Blacklist Checker
Check if a domain or IP address is listed on popular RBLs and spam blocklists like Spamhaus, SORBS, and others.
Blacklist Check Results for
Blacklist checker methodology
Blacklist checks use DNS-based blocklist lookups where the submitted IP address or domain is transformed into the query format expected by each list. A listing means that a specific list operator returned a positive response for that target.
How DNSBL/RBL lookups work
- IP-based lists usually reverse the IP octets and query a blacklist zone through DNS.
- Domain-based lists check the submitted domain or hostname against reputation zones.
- A negative result means the target was not listed by the checked source at query time, not that every mail provider will accept it.
Reputation interpretation
- IP reputation and domain reputation are different; a clean domain can send from a listed IP, and a clean IP can host a listed domain.
- False positives happen with shared hosting, recycled IP space, compromised accounts, and stale list data.
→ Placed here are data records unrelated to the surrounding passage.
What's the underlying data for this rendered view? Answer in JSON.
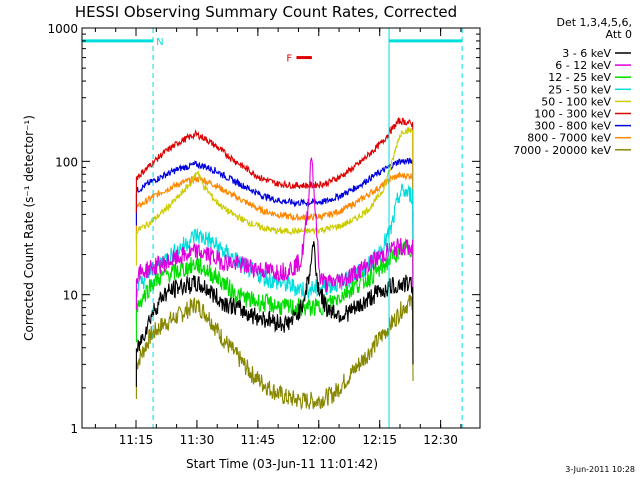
{
  "chart_data": {
    "type": "line",
    "title": "HESSI Observing Summary Count Rates, Corrected",
    "xlabel": "Start Time (03-Jun-11 11:01:42)",
    "ylabel": "Corrected Count Rate (s⁻¹ detector⁻¹)",
    "yscale": "log",
    "ylim": [
      1,
      1000
    ],
    "xlim_minutes": [
      0,
      98
    ],
    "x_tick_labels": [
      "11:15",
      "11:30",
      "11:45",
      "12:00",
      "12:15",
      "12:30"
    ],
    "x_tick_values_min": [
      13.3,
      28.3,
      43.3,
      58.3,
      73.3,
      88.3
    ],
    "y_tick_labels": [
      "1",
      "10",
      "100",
      "1000"
    ],
    "y_tick_values": [
      1,
      10,
      100,
      1000
    ],
    "legend_header": [
      "Det 1,3,4,5,6,",
      "Att 0"
    ],
    "legend_placement": "right",
    "corner_date": "3-Jun-2011 10:28",
    "flags": [
      {
        "label": "N",
        "color": "#00dddd",
        "segments": [
          [
            0,
            17.5
          ],
          [
            75.6,
            93.6
          ]
        ],
        "y": 800
      },
      {
        "label": "F",
        "color": "#dd0000",
        "segments": [
          [
            52.8,
            56.6
          ]
        ],
        "y": 600
      }
    ],
    "gaps_min": [
      [
        0,
        13.4
      ],
      [
        81.5,
        98
      ]
    ],
    "vlines_min": [
      17.5,
      75.6,
      93.6
    ],
    "series": [
      {
        "name": "3 - 6 keV",
        "color": "#000000",
        "x": [
          13.4,
          17,
          20,
          24,
          28,
          31,
          34,
          38,
          42,
          46,
          50,
          52,
          54,
          56,
          57,
          58,
          60,
          64,
          68,
          72,
          76,
          79,
          81.5
        ],
        "y": [
          3.7,
          7,
          10,
          11.5,
          12,
          11,
          9,
          8,
          7,
          6.5,
          6,
          6.5,
          8,
          14,
          25,
          12,
          8,
          7,
          8,
          10,
          11.5,
          12,
          12
        ]
      },
      {
        "name": "6 - 12 keV",
        "color": "#dd00dd",
        "x": [
          13.4,
          17,
          20,
          24,
          28,
          31,
          34,
          38,
          42,
          46,
          50,
          52,
          54,
          55.5,
          56.5,
          57.5,
          58.5,
          60,
          64,
          68,
          72,
          76,
          79,
          81.5
        ],
        "y": [
          14,
          16,
          17,
          19,
          21,
          20,
          18,
          17,
          16,
          15,
          15,
          16,
          18,
          40,
          120,
          40,
          14,
          12,
          13,
          15,
          18,
          22,
          23,
          22
        ]
      },
      {
        "name": "12 - 25 keV",
        "color": "#00dd00",
        "x": [
          13.4,
          17,
          20,
          24,
          28,
          31,
          34,
          38,
          42,
          46,
          50,
          54,
          58,
          62,
          66,
          70,
          74,
          77,
          79,
          81.5
        ],
        "y": [
          8,
          12,
          14,
          15,
          17,
          15,
          13,
          10,
          9,
          8.5,
          8,
          8,
          8,
          9,
          11,
          13,
          16,
          20,
          22,
          22
        ]
      },
      {
        "name": "25 - 50 keV",
        "color": "#00dddd",
        "x": [
          13.4,
          17,
          20,
          24,
          28,
          31,
          34,
          38,
          42,
          46,
          50,
          54,
          58,
          62,
          66,
          70,
          73,
          76,
          78,
          79,
          81.5
        ],
        "y": [
          11,
          15,
          18,
          22,
          28,
          26,
          22,
          18,
          15,
          13,
          12,
          11,
          11,
          12,
          13,
          16,
          20,
          30,
          55,
          60,
          55
        ]
      },
      {
        "name": "50 - 100 keV",
        "color": "#cccc00",
        "x": [
          13.4,
          17,
          20,
          24,
          27,
          28.5,
          30,
          33,
          36,
          40,
          44,
          48,
          52,
          56,
          60,
          64,
          68,
          71,
          74,
          76,
          78,
          79,
          81.5
        ],
        "y": [
          30,
          35,
          42,
          55,
          70,
          85,
          65,
          50,
          42,
          36,
          32,
          30,
          30,
          30,
          31,
          33,
          38,
          45,
          60,
          90,
          150,
          170,
          170
        ]
      },
      {
        "name": "100 - 300 keV",
        "color": "#dd0000",
        "x": [
          13.4,
          17,
          20,
          24,
          28,
          30,
          33,
          36,
          40,
          44,
          48,
          52,
          56,
          60,
          64,
          68,
          71,
          74,
          76,
          78,
          79,
          81.5
        ],
        "y": [
          75,
          95,
          115,
          140,
          160,
          150,
          130,
          110,
          90,
          75,
          68,
          66,
          66,
          68,
          78,
          95,
          115,
          140,
          170,
          200,
          200,
          190
        ]
      },
      {
        "name": "300 - 800 keV",
        "color": "#0000dd",
        "x": [
          13.4,
          17,
          20,
          24,
          28,
          30,
          33,
          36,
          40,
          44,
          48,
          52,
          56,
          60,
          64,
          68,
          71,
          74,
          76,
          78,
          79,
          81.5
        ],
        "y": [
          60,
          70,
          78,
          88,
          95,
          92,
          85,
          75,
          65,
          56,
          51,
          49,
          49,
          50,
          56,
          65,
          75,
          85,
          92,
          100,
          100,
          100
        ]
      },
      {
        "name": "800 - 7000 keV",
        "color": "#ff8800",
        "x": [
          13.4,
          17,
          20,
          24,
          28,
          30,
          33,
          36,
          40,
          44,
          48,
          52,
          56,
          60,
          64,
          68,
          71,
          74,
          76,
          78,
          79,
          81.5
        ],
        "y": [
          45,
          53,
          60,
          68,
          74,
          72,
          66,
          58,
          50,
          43,
          40,
          38,
          38,
          39,
          43,
          50,
          58,
          66,
          74,
          78,
          78,
          78
        ]
      },
      {
        "name": "7000 - 20000 keV",
        "color": "#888800",
        "x": [
          13.4,
          17,
          20,
          24,
          28,
          31,
          34,
          38,
          42,
          46,
          50,
          54,
          58,
          62,
          66,
          70,
          74,
          77,
          79,
          81.5
        ],
        "y": [
          3,
          5,
          6,
          7,
          8.5,
          7,
          5,
          3.5,
          2.5,
          2,
          1.7,
          1.6,
          1.6,
          1.8,
          2.5,
          3.5,
          5,
          6.5,
          8,
          9
        ]
      }
    ]
  }
}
- Each blacklist operator controls its own evidence, policy, TTL, and delisting process.
Provider differences
- Large mailbox providers often combine private reputation systems with public DNSBL data.
- A public delisting does not guarantee immediate inbox placement at Gmail, Microsoft, Yahoo, or corporate mail gateways.
- Always investigate the sending IP, HELO/EHLO hostname, rDNS, SPF, DKIM, DMARC, and recent mail logs together.